Alongside this assumption - that wanting equates to liking - there was another.
It was widely believed that there was a system in the brain, involving the hormone dopamine that drove both wanting and liking, writes David Edmonds.
There also seemed to be compelling evidence that dopamine was essential for pleasure.
Rats, like humans, love sugary stuff, but when dopamine was removed from their brains and sweet substances were placed in their cages, they ceased to seek these foods out. Cut off the dopamine, it was thought, and you cut out the pleasure.
But was this right? Kent Berridge found another way to investigate the link between dopamine and pleasure.
After removing dopamine from rats' brains, he fed the rats a sugary substance. "And to our surprise, the rats still liked the taste normally. The pleasure was still there!"
In another experiment at his lab, the dopamine levels were raised in rats, leading to a huge increase in eating - but no apparent increase in liking.
One may wonder if it can at all be sure if a rodent is enjoying itself. Well, the answer is that rats have facial expressions rather like humans. When they eat a sweet substance, they lick their lips and when it's something bitter, they open their mouths and shake their head.
So what's going on? Why do rats still like a food they no longer seem to want?
Kent Berridge had a hypothesis, but it was so wild that even he didn't really believe it for a long time.
Was it possible that wanting a thing, and liking it, corresponded to distinct systems in the brain? And was it possible that dopamine didn't affect liking - it was all about wanting?

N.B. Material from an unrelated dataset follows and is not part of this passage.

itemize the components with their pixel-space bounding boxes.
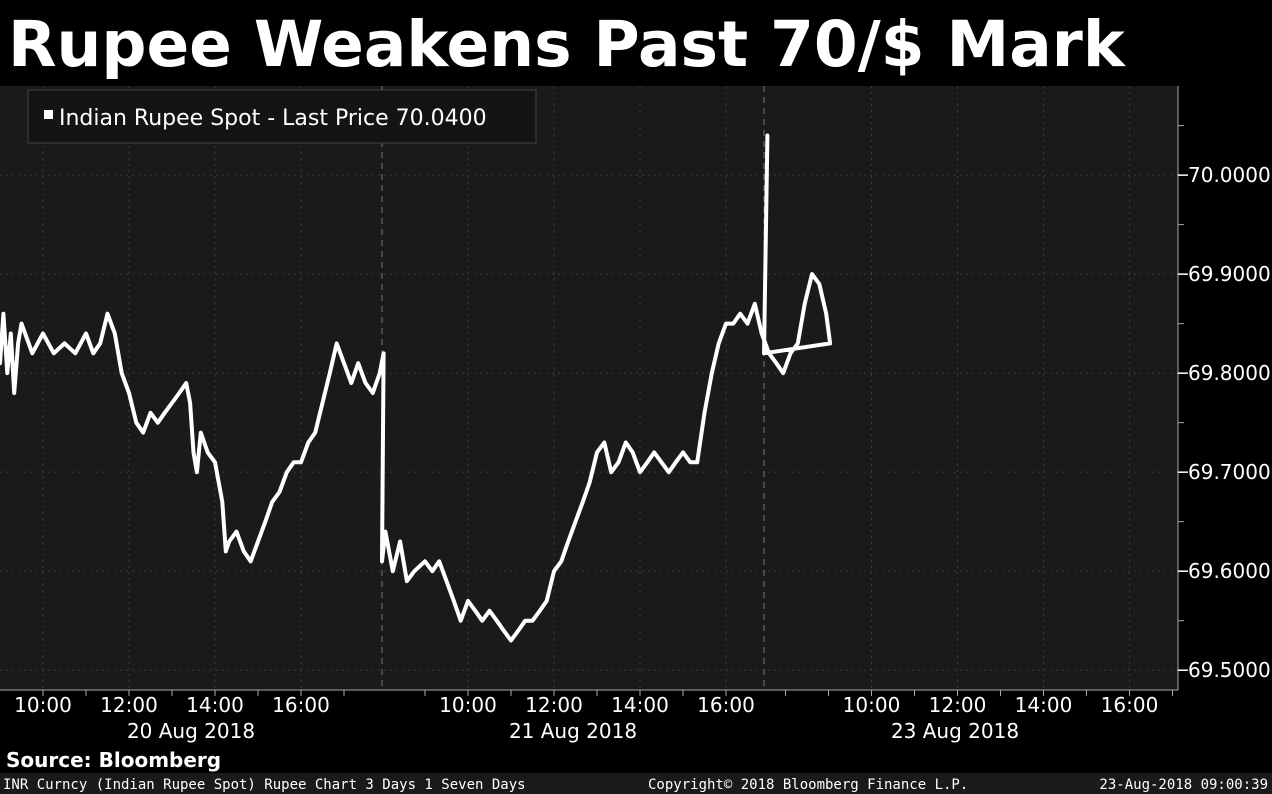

For many years, the scientific community remained sceptical. But now the theory has become widely accepted. Dopamine increases temptation.
Dopamine intensifies the temptation for food if you're hungry, and makes the smoker crave a cigarette.
The most startling evidence that the dopamine system fires wanting, and not liking, comes once again from the unfortunate laboratory rat. In one experiment, Kent Berridge attached a little metal stick to the rat cage that, when touched, delivered a minor electric shock. A normal rat learns, after one or two touches, to stay well away from the stick.
But by activating the rat's dopamine system, Berridge was able to make the rodent become engrossed by the stick. It would approach it, sniff it, nuzzle it, and touch it with its paw or nose. And even after the minor shock was received, it would return time after time within a five- or 10-minute period, before the experiment was stopped.
He argues that wanting is more fundamental than liking.
Ultimately, it doesn't really matter for the preservation of our genes whether we like sex, or like food. Far more important is whether we want to have sex, and whether we seek out food.
The single most important implication of the wanting-liking distinction is the insight it offers us into addiction - be it to drugs, alcohol, gambling, and perhaps even to food.
For the addict, wanting becomes detached from liking.
The dopamine system learns that certain cues - such as the sight of a coffee machine - can bring rewards.
Somehow, in ways that are not fully understood, the dopamine system for the addict becomes sensitised. The wanting is triggered by numerous cues. Drug addicts may find their urge to take drugs sparked by a syringe, a spoon, even a party, or being on a street corner.
But the wanting never ceases to go away - or not for a very long time. That makes drug addicts extremely vulnerable to relapse. They want to take the drugs again, even if the drugs give them little or no pleasure.
For rats, the dopamine sensitisation can last half a lifetime. The task now for researchers is to find whether they can reverse this sensitisation - in rats, and then hopefully, in humans.